As a keeper, I get asked from time to time what my favorite animal to work with is. That would be a river otter named Admiral. Unfortunately, Admiral passed away in 2011 at the age of 21, which at the time was the oldest recorded river otter in conservation care.
Photo by Catina Link
Admiral first came to the Zoo in the early 1990s. I got to work with him as a volunteer and again in 2004 when I was hired as a keeper. As part of the Zoo’s Training Committee, I started training him three years later to “target” to different areas of the exhibit as well as get a monthly weight. It was a small challenge for me as Admiral was 17 at the time and had almost no formal training and it was my first animal to train at the Zoo.
I watched the tiger and sea lion trainers to get a few ideas on how to start.
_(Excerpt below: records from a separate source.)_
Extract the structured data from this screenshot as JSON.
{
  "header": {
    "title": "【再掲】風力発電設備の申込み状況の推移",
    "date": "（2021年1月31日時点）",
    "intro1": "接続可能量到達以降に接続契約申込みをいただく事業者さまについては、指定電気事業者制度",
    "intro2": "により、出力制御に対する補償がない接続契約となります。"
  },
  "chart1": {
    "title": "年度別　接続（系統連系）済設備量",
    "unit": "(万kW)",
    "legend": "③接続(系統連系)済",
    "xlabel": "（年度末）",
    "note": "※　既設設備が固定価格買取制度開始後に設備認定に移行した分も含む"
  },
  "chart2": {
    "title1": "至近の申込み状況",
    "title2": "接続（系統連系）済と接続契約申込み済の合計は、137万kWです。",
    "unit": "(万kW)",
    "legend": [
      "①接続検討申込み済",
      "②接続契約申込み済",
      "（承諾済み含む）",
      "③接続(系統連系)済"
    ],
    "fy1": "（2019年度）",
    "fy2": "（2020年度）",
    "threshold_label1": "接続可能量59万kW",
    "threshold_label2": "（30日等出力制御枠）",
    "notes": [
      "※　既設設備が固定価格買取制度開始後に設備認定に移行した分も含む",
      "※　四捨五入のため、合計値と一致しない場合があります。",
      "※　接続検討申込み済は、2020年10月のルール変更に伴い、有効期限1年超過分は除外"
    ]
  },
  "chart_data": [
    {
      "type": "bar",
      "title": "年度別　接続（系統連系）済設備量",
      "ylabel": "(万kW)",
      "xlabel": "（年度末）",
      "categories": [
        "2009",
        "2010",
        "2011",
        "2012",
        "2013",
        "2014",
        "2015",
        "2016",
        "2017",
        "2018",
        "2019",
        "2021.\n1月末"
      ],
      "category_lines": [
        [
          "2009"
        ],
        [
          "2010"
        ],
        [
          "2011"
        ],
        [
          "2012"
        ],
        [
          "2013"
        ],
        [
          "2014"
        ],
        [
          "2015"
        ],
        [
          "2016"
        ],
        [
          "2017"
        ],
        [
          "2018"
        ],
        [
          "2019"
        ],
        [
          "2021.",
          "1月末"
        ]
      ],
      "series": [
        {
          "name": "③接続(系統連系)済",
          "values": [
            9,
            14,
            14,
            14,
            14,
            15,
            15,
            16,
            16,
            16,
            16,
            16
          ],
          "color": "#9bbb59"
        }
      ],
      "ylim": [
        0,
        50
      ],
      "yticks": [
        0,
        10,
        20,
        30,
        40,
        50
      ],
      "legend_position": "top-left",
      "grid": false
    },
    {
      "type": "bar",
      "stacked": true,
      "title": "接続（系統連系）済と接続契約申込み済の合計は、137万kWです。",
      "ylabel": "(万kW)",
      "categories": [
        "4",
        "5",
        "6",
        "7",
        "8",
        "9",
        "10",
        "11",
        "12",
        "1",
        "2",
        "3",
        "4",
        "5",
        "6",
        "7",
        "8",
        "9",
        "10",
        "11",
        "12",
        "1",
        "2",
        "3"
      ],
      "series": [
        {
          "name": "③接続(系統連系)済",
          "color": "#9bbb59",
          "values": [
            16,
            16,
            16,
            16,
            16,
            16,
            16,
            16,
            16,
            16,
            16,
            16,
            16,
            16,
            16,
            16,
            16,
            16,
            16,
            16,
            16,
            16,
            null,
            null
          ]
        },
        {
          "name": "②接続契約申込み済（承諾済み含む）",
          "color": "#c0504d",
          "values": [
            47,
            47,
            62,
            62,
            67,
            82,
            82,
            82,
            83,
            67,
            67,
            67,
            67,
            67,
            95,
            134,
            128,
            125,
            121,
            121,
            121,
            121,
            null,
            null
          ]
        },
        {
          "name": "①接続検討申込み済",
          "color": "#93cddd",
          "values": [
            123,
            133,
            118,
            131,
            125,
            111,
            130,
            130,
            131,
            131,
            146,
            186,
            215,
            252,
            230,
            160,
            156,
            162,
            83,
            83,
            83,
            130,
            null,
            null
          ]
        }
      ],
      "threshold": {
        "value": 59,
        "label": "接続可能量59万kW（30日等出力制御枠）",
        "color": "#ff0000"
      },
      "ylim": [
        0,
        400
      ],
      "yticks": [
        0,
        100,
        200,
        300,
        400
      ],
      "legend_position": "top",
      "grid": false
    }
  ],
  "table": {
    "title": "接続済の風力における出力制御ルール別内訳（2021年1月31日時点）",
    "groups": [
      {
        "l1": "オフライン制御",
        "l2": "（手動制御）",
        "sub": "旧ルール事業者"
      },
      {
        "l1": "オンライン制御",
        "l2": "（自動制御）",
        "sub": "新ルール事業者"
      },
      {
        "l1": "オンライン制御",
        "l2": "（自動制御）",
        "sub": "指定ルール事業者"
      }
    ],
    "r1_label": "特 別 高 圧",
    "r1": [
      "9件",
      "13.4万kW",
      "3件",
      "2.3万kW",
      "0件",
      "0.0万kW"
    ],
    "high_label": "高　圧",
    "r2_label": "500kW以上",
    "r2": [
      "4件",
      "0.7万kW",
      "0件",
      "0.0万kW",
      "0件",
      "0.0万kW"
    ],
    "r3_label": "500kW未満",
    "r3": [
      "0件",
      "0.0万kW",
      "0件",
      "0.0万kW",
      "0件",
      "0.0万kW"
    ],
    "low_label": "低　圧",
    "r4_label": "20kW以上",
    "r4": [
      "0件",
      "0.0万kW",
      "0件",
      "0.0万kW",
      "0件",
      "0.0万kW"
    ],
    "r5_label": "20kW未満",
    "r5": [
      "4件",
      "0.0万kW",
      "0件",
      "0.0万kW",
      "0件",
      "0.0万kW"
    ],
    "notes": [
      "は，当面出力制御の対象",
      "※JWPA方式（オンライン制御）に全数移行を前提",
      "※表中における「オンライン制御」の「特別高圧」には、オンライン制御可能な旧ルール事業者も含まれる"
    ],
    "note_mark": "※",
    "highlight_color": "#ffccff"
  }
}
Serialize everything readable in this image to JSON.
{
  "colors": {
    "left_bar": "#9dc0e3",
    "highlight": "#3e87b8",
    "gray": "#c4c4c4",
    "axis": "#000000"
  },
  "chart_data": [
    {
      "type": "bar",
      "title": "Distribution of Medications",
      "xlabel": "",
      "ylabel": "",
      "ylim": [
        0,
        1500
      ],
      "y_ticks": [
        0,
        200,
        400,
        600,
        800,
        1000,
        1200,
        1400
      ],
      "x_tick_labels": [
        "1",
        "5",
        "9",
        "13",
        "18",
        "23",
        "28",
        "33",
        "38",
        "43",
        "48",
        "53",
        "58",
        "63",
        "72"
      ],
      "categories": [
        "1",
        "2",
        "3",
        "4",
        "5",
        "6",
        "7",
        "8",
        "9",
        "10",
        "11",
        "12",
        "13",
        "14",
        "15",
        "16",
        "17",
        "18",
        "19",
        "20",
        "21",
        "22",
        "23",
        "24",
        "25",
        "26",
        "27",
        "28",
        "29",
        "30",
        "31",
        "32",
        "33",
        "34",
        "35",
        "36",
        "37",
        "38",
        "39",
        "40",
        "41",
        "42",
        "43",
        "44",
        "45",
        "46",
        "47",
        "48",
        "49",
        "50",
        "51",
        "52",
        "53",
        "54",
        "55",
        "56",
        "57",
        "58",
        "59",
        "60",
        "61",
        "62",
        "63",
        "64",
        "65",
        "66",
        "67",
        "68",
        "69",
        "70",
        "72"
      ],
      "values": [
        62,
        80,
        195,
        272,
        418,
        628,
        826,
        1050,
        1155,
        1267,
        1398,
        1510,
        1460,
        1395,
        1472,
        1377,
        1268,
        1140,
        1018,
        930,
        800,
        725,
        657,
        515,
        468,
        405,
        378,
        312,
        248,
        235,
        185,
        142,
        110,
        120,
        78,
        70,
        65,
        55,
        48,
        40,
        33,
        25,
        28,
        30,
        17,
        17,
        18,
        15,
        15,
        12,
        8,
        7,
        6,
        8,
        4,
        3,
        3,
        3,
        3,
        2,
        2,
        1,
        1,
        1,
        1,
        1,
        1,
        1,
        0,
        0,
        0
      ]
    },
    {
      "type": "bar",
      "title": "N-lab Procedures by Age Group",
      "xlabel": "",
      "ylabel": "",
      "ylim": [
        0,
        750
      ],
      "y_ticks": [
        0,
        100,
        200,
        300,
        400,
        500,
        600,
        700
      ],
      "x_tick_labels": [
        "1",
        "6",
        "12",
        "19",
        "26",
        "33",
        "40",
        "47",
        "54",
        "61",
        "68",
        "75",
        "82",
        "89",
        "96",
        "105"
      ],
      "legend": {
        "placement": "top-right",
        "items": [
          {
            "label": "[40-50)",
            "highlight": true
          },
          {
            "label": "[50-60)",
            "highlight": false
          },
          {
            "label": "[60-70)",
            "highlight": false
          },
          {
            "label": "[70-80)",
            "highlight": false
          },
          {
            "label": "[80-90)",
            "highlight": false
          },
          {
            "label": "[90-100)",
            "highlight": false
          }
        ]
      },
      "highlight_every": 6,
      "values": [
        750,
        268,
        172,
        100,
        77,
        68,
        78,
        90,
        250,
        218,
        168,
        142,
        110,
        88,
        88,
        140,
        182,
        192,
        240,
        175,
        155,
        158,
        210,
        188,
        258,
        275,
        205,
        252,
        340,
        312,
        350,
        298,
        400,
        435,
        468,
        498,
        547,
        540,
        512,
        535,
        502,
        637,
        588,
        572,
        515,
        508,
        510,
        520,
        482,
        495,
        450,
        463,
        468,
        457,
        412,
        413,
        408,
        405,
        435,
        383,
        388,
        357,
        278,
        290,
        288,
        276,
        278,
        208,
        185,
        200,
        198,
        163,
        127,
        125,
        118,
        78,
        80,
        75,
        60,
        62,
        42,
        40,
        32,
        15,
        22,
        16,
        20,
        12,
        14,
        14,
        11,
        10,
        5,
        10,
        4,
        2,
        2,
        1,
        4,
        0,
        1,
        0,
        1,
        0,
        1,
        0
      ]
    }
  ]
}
Admiral, who already looked forward to our training sessions was able to target through protective contact (we had a mesh barrier between us) in just two weeks. Then I got him used to standing on the scale so I could get his weight. He did so well with his training I decided to continue and see what else I could teach him!
I wanted to try to begin an otter demo to show everyone how amazing otters are. I worked with him five days a week through winter and spring on exhibit, to spin and go in and out of the water, stand on a tree stump and target to my hand. It was a success and everyone loved it! The following summer, in 2009, I taught him how to present his left and right sides and left and right paws, how to lay on his back and hold that position while I checked his paws, and how to do the dive off the rock waterfall into the upper otter pool.
Also during this time, he participated in three different studies for the Rochester Institute of Technology, including an enrichment study with objects or food items Admiral was most interested in. Aside from training and attention, he loved enrichment. His favorite was live fish. Admiral also loved snow and would jump in and out of deep snow piles and slide all over on his belly.
I also had him start painting for our chapter of the American Association of Zoo Keepers’ annual Animal Art Expo benefit. It took a few tries – he had to get used to the smell of paint, but once he started he did a great job and provided us with many paintings over the past few years. That fall we got a surprise. The Salvation Army’s Red Kettle campaign wanted to use Admiral in their commercial. When I asked my supervisor what to train Admiral to do, he told me to have him drop a dollar bill into the kettle. I was puzzled at first on how to get Admiral to take a dollar with his mouth, but after a week he finally accomplished it. The commercial turned out to be a success. About a month later, our female otters Heather and Sara came to join Admiral from the Jacksonville Zoo – Admiral liked them right away!
That summer, Admiral still did the training demo. For our new behaviors I taught him to wave hello and I also modified the Red Kettle behavior so instead of dropping a dollar bill into the bucket, I now had him taking a folded up newspaper and dropping it into the recycle box. In 2011 we celebrated Admiral’s 21st birthday. He still loved his training but I was now working in the exhibit with Heather and Sara and gave Admiral a break from doing the demo every day and had Heather and Sara now be the stars. I would train with Admiral first and once we were finished he would go off to his hollow log to take a nap and I would let Heather or Sara out and we would do the demo.
I’m so fortunate to have been assigned to work with this amazing otter. His enthusiasm and love of training made it possible for me to me to start the first otter training demo, be in a commercial and gain respect from other otter keepers. Admiral is and always will be my favorite animal and best animal friend.